The book provides countless behind the scenes looks at the lives of space explorers. I highly recommend the book to the space enthusiast. Part of Kelly’s duties now include travel to stores and special events to promote the book. My son attended a book-signing event near him and bought a copy for me. Kelly was invited to Talks at Google on 24 Nov 2017 where he spoke for about an hour about his experiences. You can watch his talk at this link.
I am a strong believer that we humans are capable of amazing and wonderful things. When we set our minds to a goal and work together, we can accomplish the most difficult of tasks. As Scott Kelly ended his talk, he spoke of how he feels about the potential of mankind. This is exactly how I see it.
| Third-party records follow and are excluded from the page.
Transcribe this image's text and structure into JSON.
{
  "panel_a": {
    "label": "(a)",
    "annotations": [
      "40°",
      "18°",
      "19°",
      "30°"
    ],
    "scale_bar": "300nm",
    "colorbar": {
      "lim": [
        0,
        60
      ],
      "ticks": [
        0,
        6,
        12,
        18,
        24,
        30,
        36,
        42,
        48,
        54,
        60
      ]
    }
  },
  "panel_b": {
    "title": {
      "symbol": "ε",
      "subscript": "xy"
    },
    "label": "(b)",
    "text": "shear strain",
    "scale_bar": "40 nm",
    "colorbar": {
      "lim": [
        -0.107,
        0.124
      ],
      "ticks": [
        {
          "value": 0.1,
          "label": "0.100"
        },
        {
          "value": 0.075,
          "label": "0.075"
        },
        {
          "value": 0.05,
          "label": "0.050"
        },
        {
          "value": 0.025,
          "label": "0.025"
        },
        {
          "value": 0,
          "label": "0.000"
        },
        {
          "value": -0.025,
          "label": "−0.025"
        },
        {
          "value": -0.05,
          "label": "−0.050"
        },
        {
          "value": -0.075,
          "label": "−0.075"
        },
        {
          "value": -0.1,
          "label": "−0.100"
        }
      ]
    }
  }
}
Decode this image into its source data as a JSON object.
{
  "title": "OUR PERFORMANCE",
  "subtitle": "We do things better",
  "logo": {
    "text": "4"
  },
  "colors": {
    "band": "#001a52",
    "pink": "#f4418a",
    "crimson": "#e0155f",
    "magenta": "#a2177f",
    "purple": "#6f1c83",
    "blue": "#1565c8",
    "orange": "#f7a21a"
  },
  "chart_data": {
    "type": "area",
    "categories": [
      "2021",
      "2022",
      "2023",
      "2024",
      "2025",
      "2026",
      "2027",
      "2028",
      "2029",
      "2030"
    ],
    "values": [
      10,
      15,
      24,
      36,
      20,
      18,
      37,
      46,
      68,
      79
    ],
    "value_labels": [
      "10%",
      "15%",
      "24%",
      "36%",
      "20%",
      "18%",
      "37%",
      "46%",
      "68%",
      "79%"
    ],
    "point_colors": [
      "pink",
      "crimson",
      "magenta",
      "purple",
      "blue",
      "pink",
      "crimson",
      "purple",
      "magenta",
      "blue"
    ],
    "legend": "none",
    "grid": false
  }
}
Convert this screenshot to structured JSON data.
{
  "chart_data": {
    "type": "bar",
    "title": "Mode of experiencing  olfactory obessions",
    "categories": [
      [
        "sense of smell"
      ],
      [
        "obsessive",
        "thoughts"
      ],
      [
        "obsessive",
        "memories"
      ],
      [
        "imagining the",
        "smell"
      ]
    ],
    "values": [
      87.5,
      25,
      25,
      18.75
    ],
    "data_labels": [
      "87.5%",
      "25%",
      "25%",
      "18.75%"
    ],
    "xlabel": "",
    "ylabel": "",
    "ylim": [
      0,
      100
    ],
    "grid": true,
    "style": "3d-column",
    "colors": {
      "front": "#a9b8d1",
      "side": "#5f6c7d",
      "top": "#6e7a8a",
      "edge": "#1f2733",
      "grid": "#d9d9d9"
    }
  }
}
Just before 6:20 am, I looked to the western sky. Flying from the SW was the very bright International Space Station. Next to it, moving parallel, was another dim point of light. I realized it was the SpaceX Dragon which had been released a few hours earlier for its return to Earth with 4100 lbs of cargo.
I grabbed my iPad and set up in an east facing window with hopes of capturing the two in a NightCap app photograph. Dragon was too dim to show. But, ISS, the Moon, Jupiter, and Mars all shined bright in the 2 minute exposure. The ISS moved southeast toward the lower left.
Spaceflight Now and SpaceX confirmed splashdown of Dragon in the Pacific.